Noé proceeds to follow the mundane and aimless wayfaring of the pair almost in a documentary style. Benoît Debie returns behind the camera although Vortex lacks the in-yer-face stroboscopic aesthetics of the DoP´s previous work Climax and Enter the Void. Nevertheless, he still brings a kinetic velocity to camerawork that is employed for a dramatic effect especially as the proverbial feces start hitting the fan and Lebrun´s character hits a critical point.
Noé tested split-screen cinematography, two separate characters and action shot back-to-back, in Lux Aeterna and extends the method to a full feature-length form in Vortex. Thus, both protagonists appear at the same time doing usually different activities in different parts of the apartment. In the case of a shared scene, Noé edits the two screens to create a sort of panoramic composition. The perpetual split-screen may be chaotic from the beginning but the eyes get accommodated to follow the action in two separate frames. The director sheds his previous dizzying mannerism for more prosaic, documentary-like formalism and long observational takes wrapped in austere and claustrophobic aesthetics.
Vortex is a very honest and depressing look at old age and the biological limits. Michael Haneke´s old-age drama Amour becomes the most obvious reference point however Noé proceeds to subtler dramatization and anti-climactic staging of the tragedy of fin d´existence. While the hefty volumes of CSI-like series pushed the limits of perception of death to the total anaesthesia and resistance, Noé´s old-school approach brings the futility and banality of the last grand event in human life back to life eschewing fetishization of morbid.
The film´s existentialist air is fitting; however, Vortex does not slip into a downward spiral of the unavoidable that Noé captures in agonizing details into the bitter end and beyond.
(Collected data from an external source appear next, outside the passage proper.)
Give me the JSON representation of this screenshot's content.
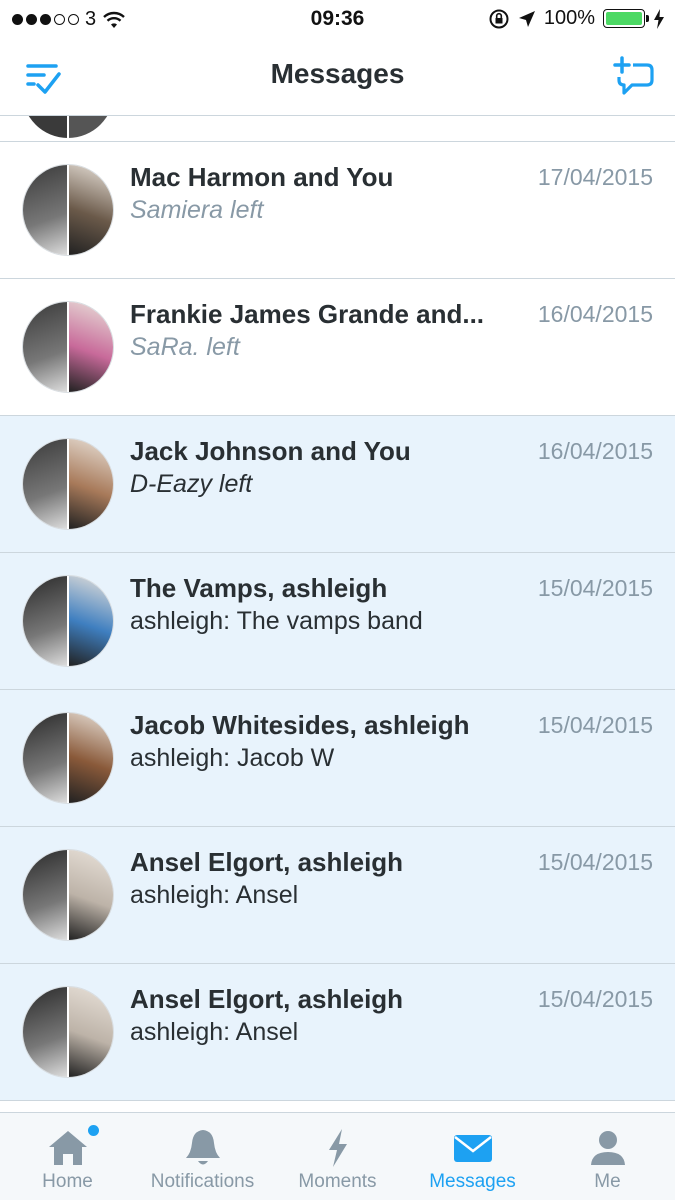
{
  "status_bar": {
    "carrier": "3",
    "time": "09:36",
    "battery": "100%"
  },
  "nav": {
    "title": "Messages"
  },
  "conversations": [
    {
      "title": "Mac Harmon and You",
      "subtitle": "Samiera left",
      "date": "17/04/2015",
      "read": true,
      "system": true,
      "avatar_colors": [
        "#3a3a3a",
        "#6b5a4a"
      ]
    },
    {
      "title": "Frankie James Grande and...",
      "subtitle": "SaRa. left",
      "date": "16/04/2015",
      "read": true,
      "system": true,
      "avatar_colors": [
        "#3a3a3a",
        "#c86a9a"
      ]
    },
    {
      "title": "Jack Johnson and You",
      "subtitle": "D-Eazy left",
      "date": "16/04/2015",
      "read": false,
      "system": true,
      "avatar_colors": [
        "#3a3a3a",
        "#a87a5a"
      ]
    },
    {
      "title": "The Vamps, ashleigh",
      "subtitle": "ashleigh: The vamps band",
      "date": "15/04/2015",
      "read": false,
      "system": false,
      "avatar_colors": [
        "#2a2a2a",
        "#3f7fc0"
      ]
    },
    {
      "title": "Jacob Whitesides, ashleigh",
      "subtitle": "ashleigh: Jacob W",
      "date": "15/04/2015",
      "read": false,
      "system": false,
      "avatar_colors": [
        "#2a2a2a",
        "#8a5a3a"
      ]
    },
    {
      "title": "Ansel Elgort, ashleigh",
      "subtitle": "ashleigh: Ansel",
      "date": "15/04/2015",
      "read": false,
      "system": false,
      "avatar_colors": [
        "#2a2a2a",
        "#bdb3a8"
      ]
    },
    {
      "title": "Ansel Elgort, ashleigh",
      "subtitle": "ashleigh: Ansel",
      "date": "15/04/2015",
      "read": false,
      "system": false,
      "avatar_colors": [
        "#2a2a2a",
        "#bdb3a8"
      ]
    }
  ],
  "tabs": [
    {
      "label": "Home",
      "icon": "home-icon",
      "active": false,
      "badge": true
    },
    {
      "label": "Notifications",
      "icon": "bell-icon",
      "active": false,
      "badge": false
    },
    {
      "label": "Moments",
      "icon": "lightning-icon",
      "active": false,
      "badge": false
    },
    {
      "label": "Messages",
      "icon": "envelope-icon",
      "active": true,
      "badge": false
    },
    {
      "label": "Me",
      "icon": "person-icon",
      "active": false,
      "badge": false
    }
  ],
  "colors": {
    "accent": "#1da1f2",
    "unread_bg": "#e8f3fc",
    "muted": "#8899a6",
    "text": "#292f33"
  }
}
The pair continues to function in whatever capacity remains possible, Argento´s character even planning more work and l(i)oving to carry out with his hard-to-hide Italian temperament. Vestiges of their tender relationship occasionally transpire and cushion the desolation and lassitude with a single iota of hope that still remains.
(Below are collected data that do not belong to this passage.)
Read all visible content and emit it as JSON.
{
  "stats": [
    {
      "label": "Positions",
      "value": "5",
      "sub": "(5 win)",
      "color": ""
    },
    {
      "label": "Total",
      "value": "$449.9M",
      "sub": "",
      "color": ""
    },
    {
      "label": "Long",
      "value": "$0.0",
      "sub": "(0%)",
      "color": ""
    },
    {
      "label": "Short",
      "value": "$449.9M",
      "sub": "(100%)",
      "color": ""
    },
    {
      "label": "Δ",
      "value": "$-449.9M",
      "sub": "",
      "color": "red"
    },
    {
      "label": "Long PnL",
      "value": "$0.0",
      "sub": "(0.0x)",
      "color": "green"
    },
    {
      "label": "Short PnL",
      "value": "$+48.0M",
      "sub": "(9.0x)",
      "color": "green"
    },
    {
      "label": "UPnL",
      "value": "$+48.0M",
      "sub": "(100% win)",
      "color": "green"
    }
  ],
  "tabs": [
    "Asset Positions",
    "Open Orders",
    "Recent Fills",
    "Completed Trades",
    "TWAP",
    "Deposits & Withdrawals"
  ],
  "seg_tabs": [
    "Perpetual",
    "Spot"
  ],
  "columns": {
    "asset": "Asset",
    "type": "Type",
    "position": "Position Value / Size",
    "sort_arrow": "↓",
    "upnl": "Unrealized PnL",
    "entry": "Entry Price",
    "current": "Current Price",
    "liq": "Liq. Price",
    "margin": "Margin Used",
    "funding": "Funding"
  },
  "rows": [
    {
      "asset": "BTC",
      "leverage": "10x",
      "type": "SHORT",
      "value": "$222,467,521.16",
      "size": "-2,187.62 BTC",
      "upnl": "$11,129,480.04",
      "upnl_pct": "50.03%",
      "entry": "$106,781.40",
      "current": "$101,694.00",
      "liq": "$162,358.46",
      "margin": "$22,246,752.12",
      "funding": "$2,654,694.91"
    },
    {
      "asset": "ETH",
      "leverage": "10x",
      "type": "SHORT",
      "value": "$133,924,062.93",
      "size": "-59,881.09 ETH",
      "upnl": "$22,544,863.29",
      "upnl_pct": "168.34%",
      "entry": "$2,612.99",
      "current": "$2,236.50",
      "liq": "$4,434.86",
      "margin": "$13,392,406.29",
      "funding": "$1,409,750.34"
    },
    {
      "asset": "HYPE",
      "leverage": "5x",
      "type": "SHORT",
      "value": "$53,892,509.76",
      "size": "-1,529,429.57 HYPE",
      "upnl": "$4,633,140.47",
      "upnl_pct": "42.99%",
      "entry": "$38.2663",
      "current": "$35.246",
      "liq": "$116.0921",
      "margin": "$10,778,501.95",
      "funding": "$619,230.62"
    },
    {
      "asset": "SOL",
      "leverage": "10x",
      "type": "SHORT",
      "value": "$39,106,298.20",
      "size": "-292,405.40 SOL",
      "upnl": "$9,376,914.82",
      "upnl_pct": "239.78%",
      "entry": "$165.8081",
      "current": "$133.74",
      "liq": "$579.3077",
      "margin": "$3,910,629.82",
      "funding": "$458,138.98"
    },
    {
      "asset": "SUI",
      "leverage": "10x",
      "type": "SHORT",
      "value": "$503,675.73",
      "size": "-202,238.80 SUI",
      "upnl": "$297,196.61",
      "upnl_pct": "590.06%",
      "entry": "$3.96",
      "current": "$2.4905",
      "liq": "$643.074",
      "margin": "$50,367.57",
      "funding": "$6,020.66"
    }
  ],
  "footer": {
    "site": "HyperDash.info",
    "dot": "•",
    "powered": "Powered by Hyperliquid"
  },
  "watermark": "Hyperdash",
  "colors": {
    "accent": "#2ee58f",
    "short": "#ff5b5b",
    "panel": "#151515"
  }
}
Vortex unflinching gaze sucks viewers into the space of the elderly couple as the action appears to unfold almost in real-time. While marking a departure from the director´s previous hallucinatory escapades, the lucidity and documentary formalism make Vortex an oeuvre that will likely find appreciation outside Noé´s fanbase.
Nevertheless, Vortex preserves an ambiguity as the film can be perceived in the dramatic side of the spectrum next to Haneke´s Amour as a more stylish portrait of old age or (and) as a civilization horror when watched through the lens of genre filmmaking. Ultimately, the anti-climactic denouement delivers the carpe diem effect though the film´s major contribution may lie in achingly naturalistic depiction of living with advanced Alzheimer's and a notification to find out medical help as soon as possible.